Oil hits China's trade surplus

China's imports in May grew at their fastest rate since 2004, driven by surging commodity prices, but its exports were also unexpectedly…

China's imports in May grew at their fastest rate since 2004, driven by surging commodity prices, but its exports were also unexpectedly strong as buoyant emerging markets compensated for sluggish US demand.

Higher raw material costs also pushed up China's factory-gate inflation to 8.2 per cent in May, the highest in nearly four years, suggesting price pressures in the pipeline that could limit any moderation in consumer inflation in coming months.

China's trade surplus in May hit $20.2 billion, down 10 per cent from a year earlier, after imports grew more strongly then exports, as they have done every month since October apart from one. The surplus was close to expectations.

The evidence that the surplus is cresting will offer some relief to Chinese policy makers who will hold high-level talks with their counterparts in the United States next week.

But the surplus is not shrinking quickly enough to relieve the headache facing the central bank, for cash flooding into the country from exports is one of the root causes of inflation.

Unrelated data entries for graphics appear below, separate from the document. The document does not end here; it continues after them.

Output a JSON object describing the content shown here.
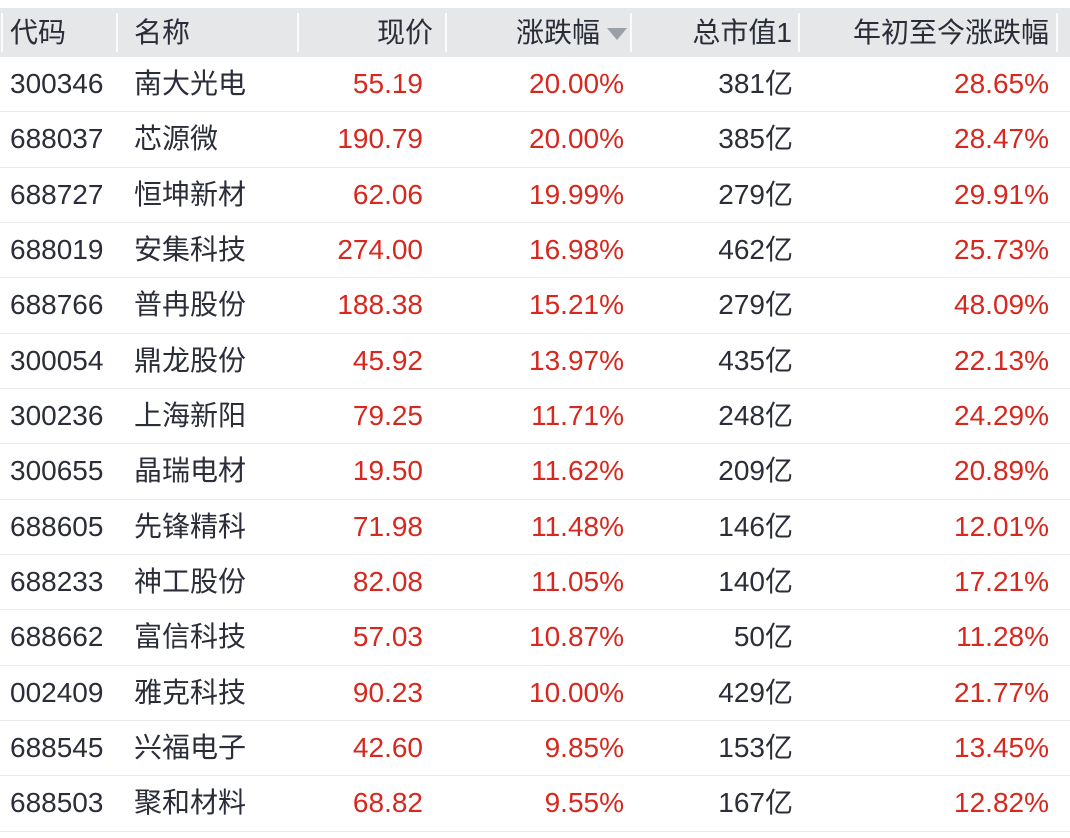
{
  "colors": {
    "up_red": "#d6281e",
    "text_dark": "#2b2e39",
    "header_bg": "#e6e7e9",
    "row_divider": "#eaeaec",
    "sort_icon_gray": "#9aa0a8"
  },
  "table": {
    "columns": [
      {
        "key": "code",
        "label": "代码"
      },
      {
        "key": "name",
        "label": "名称"
      },
      {
        "key": "price",
        "label": "现价"
      },
      {
        "key": "change",
        "label": "涨跌幅"
      },
      {
        "key": "mcap",
        "label": "总市值1"
      },
      {
        "key": "ytd",
        "label": "年初至今涨跌幅"
      }
    ],
    "sort": {
      "column": "涨跌幅",
      "direction": "desc",
      "icon": "triangle-down-icon"
    },
    "rows": [
      {
        "code": "300346",
        "name": "南大光电",
        "price": "55.19",
        "change": "20.00%",
        "mcap": "381亿",
        "ytd": "28.65%"
      },
      {
        "code": "688037",
        "name": "芯源微",
        "price": "190.79",
        "change": "20.00%",
        "mcap": "385亿",
        "ytd": "28.47%"
      },
      {
        "code": "688727",
        "name": "恒坤新材",
        "price": "62.06",
        "change": "19.99%",
        "mcap": "279亿",
        "ytd": "29.91%"
      },
      {
        "code": "688019",
        "name": "安集科技",
        "price": "274.00",
        "change": "16.98%",
        "mcap": "462亿",
        "ytd": "25.73%"
      },
      {
        "code": "688766",
        "name": "普冉股份",
        "price": "188.38",
        "change": "15.21%",
        "mcap": "279亿",
        "ytd": "48.09%"
      },
      {
        "code": "300054",
        "name": "鼎龙股份",
        "price": "45.92",
        "change": "13.97%",
        "mcap": "435亿",
        "ytd": "22.13%"
      },
      {
        "code": "300236",
        "name": "上海新阳",
        "price": "79.25",
        "change": "11.71%",
        "mcap": "248亿",
        "ytd": "24.29%"
      },
      {
        "code": "300655",
        "name": "晶瑞电材",
        "price": "19.50",
        "change": "11.62%",
        "mcap": "209亿",
        "ytd": "20.89%"
      },
      {
        "code": "688605",
        "name": "先锋精科",
        "price": "71.98",
        "change": "11.48%",
        "mcap": "146亿",
        "ytd": "12.01%"
      },
      {
        "code": "688233",
        "name": "神工股份",
        "price": "82.08",
        "change": "11.05%",
        "mcap": "140亿",
        "ytd": "17.21%"
      },
      {
        "code": "688662",
        "name": "富信科技",
        "price": "57.03",
        "change": "10.87%",
        "mcap": "50亿",
        "ytd": "11.28%"
      },
      {
        "code": "002409",
        "name": "雅克科技",
        "price": "90.23",
        "change": "10.00%",
        "mcap": "429亿",
        "ytd": "21.77%"
      },
      {
        "code": "688545",
        "name": "兴福电子",
        "price": "42.60",
        "change": "9.85%",
        "mcap": "153亿",
        "ytd": "13.45%"
      },
      {
        "code": "688503",
        "name": "聚和材料",
        "price": "68.82",
        "change": "9.55%",
        "mcap": "167亿",
        "ytd": "12.82%"
      }
    ]
  }
}
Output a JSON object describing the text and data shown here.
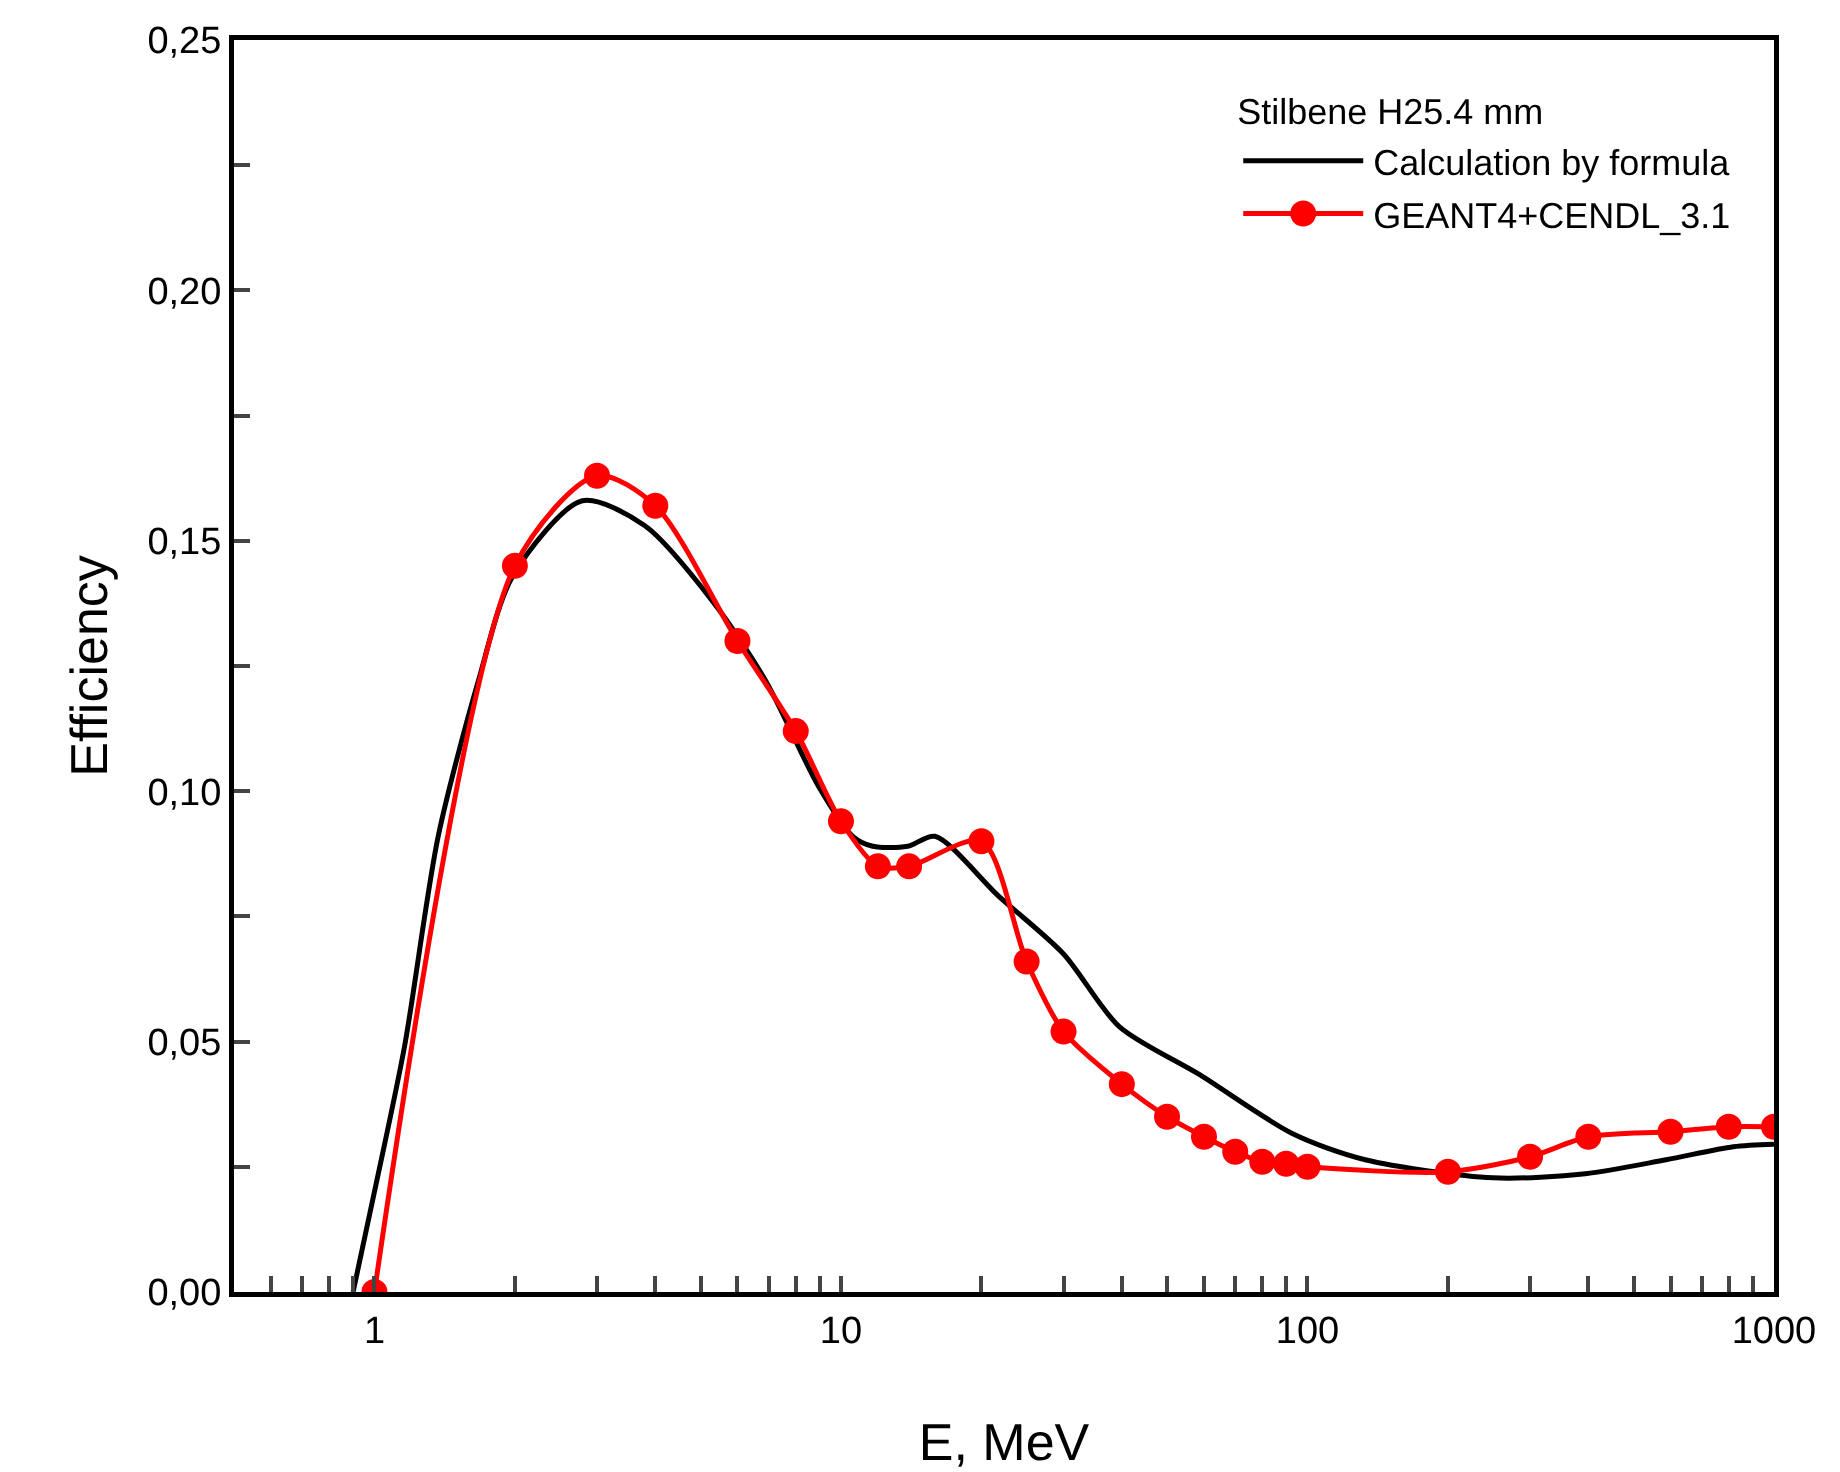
{
  "chart_data": {
    "type": "line",
    "xlabel": "E, MeV",
    "ylabel": "Efficiency",
    "legend_title": "Stilbene H25.4 mm",
    "log": "x",
    "grid": false,
    "legend": "top right",
    "xlim": [
      0.5,
      1000
    ],
    "xticks": [
      {
        "value": 0.6,
        "label": null
      },
      {
        "value": 0.7,
        "label": null
      },
      {
        "value": 0.8,
        "label": null
      },
      {
        "value": 0.9,
        "label": null
      },
      1,
      {
        "value": 2,
        "label": null
      },
      {
        "value": 3,
        "label": null
      },
      {
        "value": 4,
        "label": null
      },
      {
        "value": 5,
        "label": null
      },
      {
        "value": 6,
        "label": null
      },
      {
        "value": 7,
        "label": null
      },
      {
        "value": 8,
        "label": null
      },
      {
        "value": 9,
        "label": null
      },
      10,
      {
        "value": 20,
        "label": null
      },
      {
        "value": 30,
        "label": null
      },
      {
        "value": 40,
        "label": null
      },
      {
        "value": 50,
        "label": null
      },
      {
        "value": 60,
        "label": null
      },
      {
        "value": 70,
        "label": null
      },
      {
        "value": 80,
        "label": null
      },
      {
        "value": 90,
        "label": null
      },
      100,
      {
        "value": 200,
        "label": null
      },
      {
        "value": 300,
        "label": null
      },
      {
        "value": 400,
        "label": null
      },
      {
        "value": 500,
        "label": null
      },
      {
        "value": 600,
        "label": null
      },
      {
        "value": 700,
        "label": null
      },
      {
        "value": 800,
        "label": null
      },
      {
        "value": 900,
        "label": null
      },
      1000
    ],
    "ylim": [
      0,
      0.25
    ],
    "yticks": [
      {
        "value": 0,
        "label": "0,00"
      },
      {
        "value": 0.025,
        "label": null
      },
      {
        "value": 0.05,
        "label": "0,05"
      },
      {
        "value": 0.075,
        "label": null
      },
      {
        "value": 0.1,
        "label": "0,10"
      },
      {
        "value": 0.125,
        "label": null
      },
      {
        "value": 0.15,
        "label": "0,15"
      },
      {
        "value": 0.175,
        "label": null
      },
      {
        "value": 0.2,
        "label": "0,20"
      },
      {
        "value": 0.225,
        "label": null
      },
      {
        "value": 0.25,
        "label": "0,25"
      }
    ],
    "series": [
      {
        "name": "Calculation by formula",
        "color": "#000000",
        "marker": "none",
        "line_style": "solid",
        "x": [
          0.9,
          1.0,
          1.16,
          1.37,
          1.67,
          1.98,
          2.79,
          3.8,
          5.3,
          6.9,
          8.95,
          10.6,
          11.7,
          13.9,
          15.9,
          21.8,
          30,
          39.5,
          58.5,
          93,
          133,
          250,
          394,
          587,
          818,
          1000
        ],
        "values": [
          0,
          0.02,
          0.049,
          0.091,
          0.122,
          0.143,
          0.158,
          0.153,
          0.138,
          0.122,
          0.101,
          0.091,
          0.089,
          0.089,
          0.091,
          0.079,
          0.0675,
          0.053,
          0.0435,
          0.0316,
          0.0264,
          0.0228,
          0.0236,
          0.0264,
          0.029,
          0.0295
        ]
      },
      {
        "name": "GEANT4+CENDL_3.1",
        "color": "#ff0000",
        "marker": "circle",
        "line_style": "solid",
        "x": [
          1,
          2,
          3,
          4,
          6,
          8,
          10,
          12,
          14,
          20,
          25,
          30,
          40,
          50,
          60,
          70,
          80,
          90,
          100,
          200,
          300,
          400,
          600,
          800,
          1000
        ],
        "values": [
          0,
          0.145,
          0.163,
          0.157,
          0.13,
          0.112,
          0.094,
          0.085,
          0.085,
          0.09,
          0.066,
          0.052,
          0.0415,
          0.035,
          0.031,
          0.028,
          0.026,
          0.0256,
          0.025,
          0.024,
          0.027,
          0.031,
          0.032,
          0.033,
          0.033
        ]
      }
    ]
  }
}
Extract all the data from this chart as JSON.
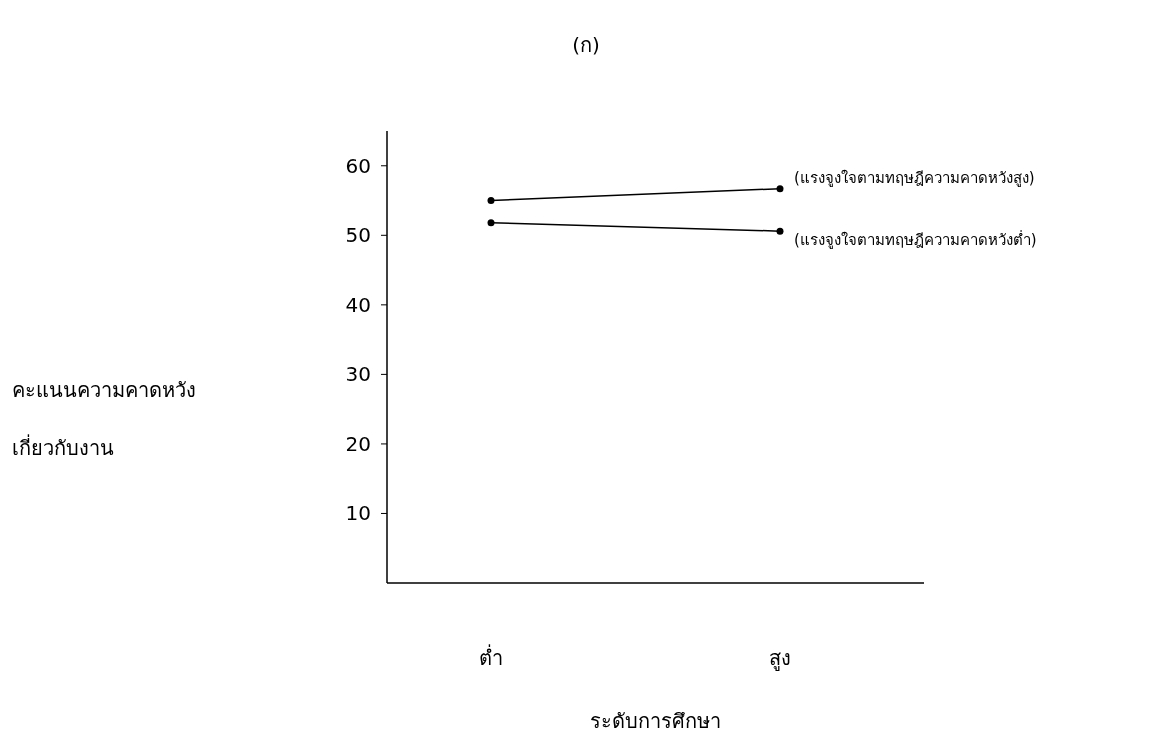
{
  "chart_data": {
    "type": "line",
    "title": "(ก)",
    "xlabel": "ระดับการศึกษา",
    "ylabel": "คะแนนความคาดหวัง\nเกี่ยวกับงาน",
    "categories": [
      "ต่ำ",
      "สูง"
    ],
    "series": [
      {
        "name": "(แรงจูงใจตามทฤษฎีความคาดหวังสูง)",
        "color": "#000000",
        "values": [
          55.0,
          56.7
        ]
      },
      {
        "name": "(แรงจูงใจตามทฤษฎีความคาดหวังต่ำ)",
        "color": "#000000",
        "values": [
          51.8,
          50.6
        ]
      }
    ],
    "ylim": [
      0,
      65
    ],
    "yticks": [
      10,
      20,
      30,
      40,
      50,
      60
    ],
    "grid": false,
    "legend": false,
    "marker": "circle",
    "line_style": "solid"
  }
}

May's imports soared 40 per cent, beating forecasts. But the 28.1 per cent rise in exports also far surpassed the market's 20 per cent projection.

China's foreign exchange reserves, already the world's largest, grew a record $74.5 billion in April, adding to the vast pool of liquidity that threatens to push prices still higher.

The central bank signalled its concern on Saturday with an aggressive 1 percentage point increase in banks' reserve requirements to sop up some of the surplus cash in the economy.

That rise, which ties up deposits that banks could otherwise lend out, was interpreted as a harsh tightening step by investors and triggered a steep fall in China's stock markets.

The country's benchmark index briefly dipped below the psychologically important level of 3,000 today but pared losses to close 1.6 per cent lower at 3,024. It's down more than 40 per cent so far this year.

The 8.2 per cent increase in producer prices was a touch below market expectations but was up from 8.1 per cent in April as food, energy and raw material costs all surged at a double-digit pace.

It was the tenth straight month of accelerating producer prices and was the highest reading since October 2004.